I intend to visit Samuel Carper in Bedford County next week and will take Newville Fannettsburg and some other Places in Cumberland Franklin & Bedford counties in my way and in my next I will give you an account of my journey I thought it would be too long to put off this. Brother James is talking of traveling to Ohio and thinks he will start next week perhaps he might call to see you but he has not said that he will nor do I think it for I think he will too soon tire. Thomas has left Alexander a few days ago and talks of going to Philadelphia for a place. Agrippa is with his mother who has need of at least one man person about her to keep Isabel McClure in order. Bell is as usual and is rather inclined to wander about the fields and sometimes goes away. If I thought you could manage Agrippa I would give him some money and send him out to you to learn saw-milling for I cannot persuade him to learn a trade with a stranger here but I am afraid you could not he is rather more passionate than yourself and is rather sullen than talkative. I could work with him and keep him to his place but I fear you could not but if you will risk him I can easily persuade him to go. The old woman ought to send Isabel away for the boy ought not to lose his time on her account. They are all indifferent scholars and not fit for business that requires much head work but James and Agrippa are willing workers Thomas is rather inclined to be gentleman. James Wilson lives in Harrisburg and shaves Bonds etc. lives idle The Doctor I have not heard from lately.

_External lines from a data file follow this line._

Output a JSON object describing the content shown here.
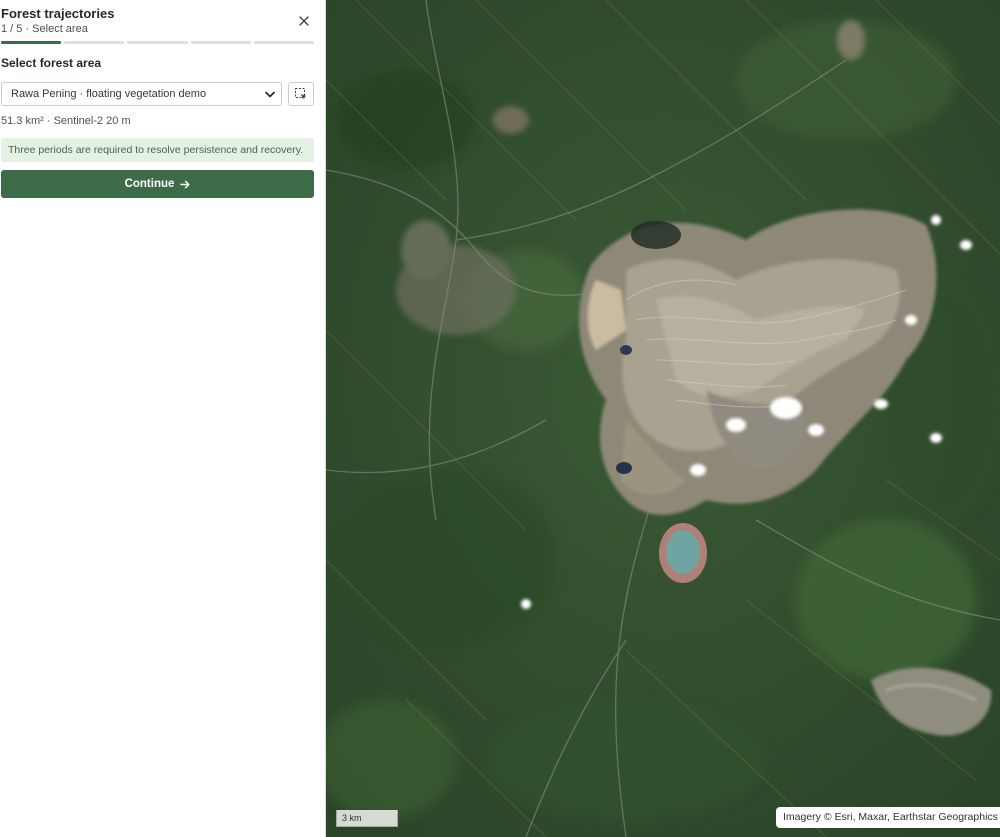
{
  "panel": {
    "title": "Forest trajectories",
    "step_text": "1 / 5 · Select area",
    "close_icon": "close-icon",
    "progress": {
      "current_step": 1,
      "total_steps": 5
    },
    "section_title": "Select forest area",
    "area_select": {
      "selected": "Rawa Pening · floating vegetation demo",
      "chevron_icon": "chevron-down-icon"
    },
    "draw_area_icon": "draw-selection-icon",
    "area_meta": "51.3 km² · Sentinel-2 20 m",
    "notice": "Three periods are required to resolve persistence and recovery.",
    "continue_label": "Continue",
    "continue_icon": "arrow-right-icon"
  },
  "map": {
    "scale_label": "3 km",
    "attribution": "Imagery © Esri, Maxar, Earthstar Geographics |"
  },
  "colors": {
    "accent": "#3d6b48",
    "progress_inactive": "#dcdfdc",
    "notice_bg": "#e6f1e5",
    "notice_text": "#3f6a46"
  }
}
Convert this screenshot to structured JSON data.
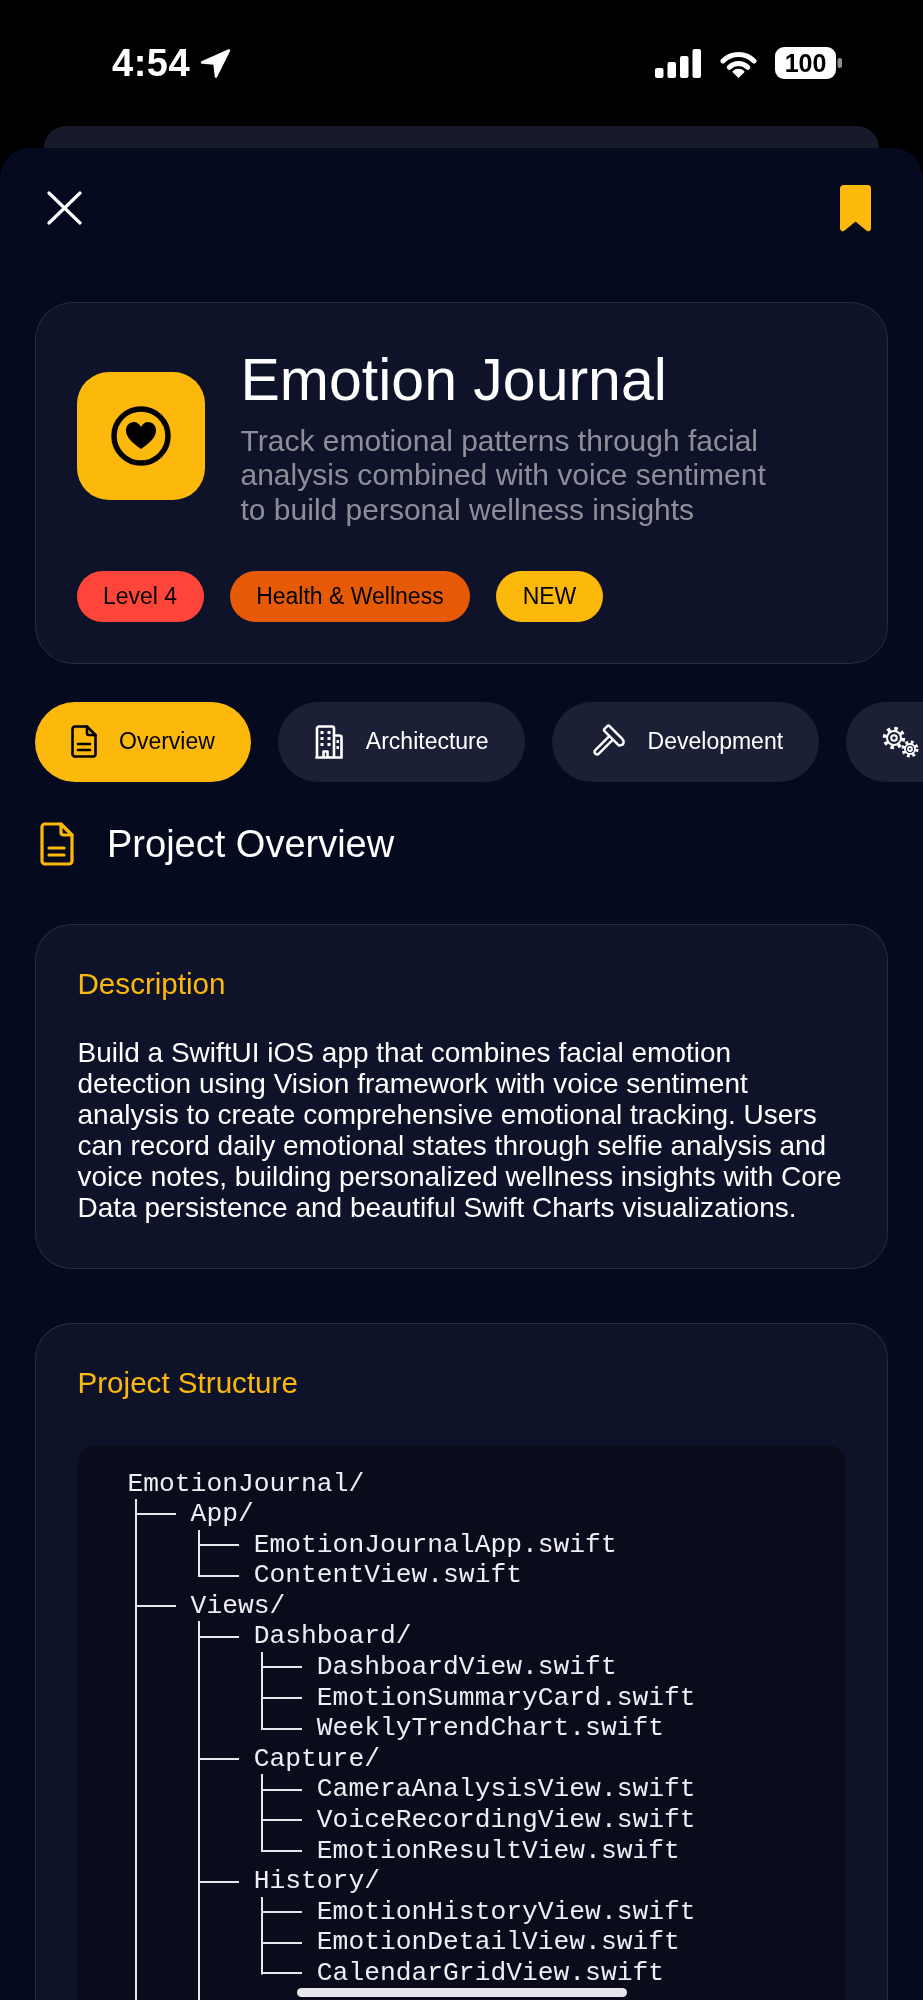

Hugh Wilson married one of Sam Rutherfords daughters in March last. John Wolfersberger our speculator has got the 99 plagues of an empty purse on him and is partly out his head and talks of selling all and take the world easy. Times are tough and money very scarce but I do not feel them I have all our Wheat Corn and Oats on hand yet and about 120 bushels of rye but will sell soon Flour is $5.25 & 5.37 ••• Oats .25 Corn is in demand and 45 is offered willingly and I believe 50 will be given shortly when I will sell. I made 12 ••• cents per bushel last year by keeping our Wheat and will make a little more this It was sold in March at 85 & 90 cents. I board with John M. Harman in Campbellstown and pay 5 dollars Cash per month he keep a store on his own hand where Schwar lived: and Grog Shop. I live idle but walk about a good deal for my health. Yours Farewell

I have wrote two or three articles of agreement and Clerk’d three vendues is all I have done since the first of January 1834

I had closed this and opened it again.